—Sí, hija mía; ¿pues cómo he de morir yo? —replicó Torralba consternado de dientes afuera, acariciando el crucifijo que la moribunda tenía entre sus flacas manos—. ¿Cómo ha de morir el que ha vivido católico a macha-martillo y ferviente soldado de la Iglesia?...
La señora trató de echar de su boca una queja, una frase; pero no salieron más que las primeras gotas:
—Sí; pero...
Minutos después entraba en la opaca región del Limbo.
De Torralba se decía que por docenas contaba los hijos naturales. Mas no era cierto. Esposas artificiales o esposas ajenas sí tuvo en gran número; pero muy rara vez pudo la opinión burlar el sigilo de sus aventuras, pues nadie le igualó en cultivar el arte de las apariencias. Frecuentaba los actos cultuales de ostentación pontificia, y en sus paseos acompañábanle frailones extranjeros bien vestidos, o caballeros ignacianos de capa corta. En los demás órdenes de la vida social, principalmente en el económico, era don Juan correctísimo, ayudándole a ello la cuantía de las saneadas rentas que disfrutó y heredó de su entontecida esposa.

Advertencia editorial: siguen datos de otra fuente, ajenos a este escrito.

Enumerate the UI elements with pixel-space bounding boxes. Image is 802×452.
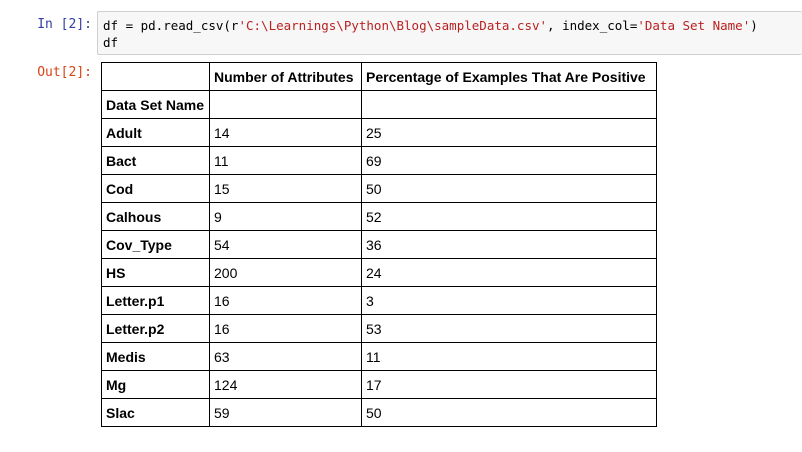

El triunfante caballero de Cristo gastaba en su persona y en sus recónditos recreos tan solo un tercio de sus rentas; lo demás lo capitalizaba, formando una pella que sabe Dios para quién sería. No debía un céntimo; solo tenía deudas con el Altísimo, de quien hablaba como se habla de un amigo de confianza. Debíale su conciencia, pues, con todo su catolicismo, Torralba se daba sus mañas para reducir los actos de penitencia a una hueca fórmula. Pero ya se arreglaría con su amigo el Altísimo cuando le llamaran a ocupar un asiento en el tren del otro mundo. Ya sabemos que ciertos privilegiados van a la eternidad en tren de lujo con sleeping-car y coche-comedor. Al despedirse de la vida en el fúnebre andén, dejando sus riquezas aplicadas al servicio de Dios, se les da billete de paso libre al Paraíso, sin las molestias de Fielato, Aduana o Almotacén anímico.
III
Donde se verá el interesante coloquio del caballero Tarsis con sus amigos.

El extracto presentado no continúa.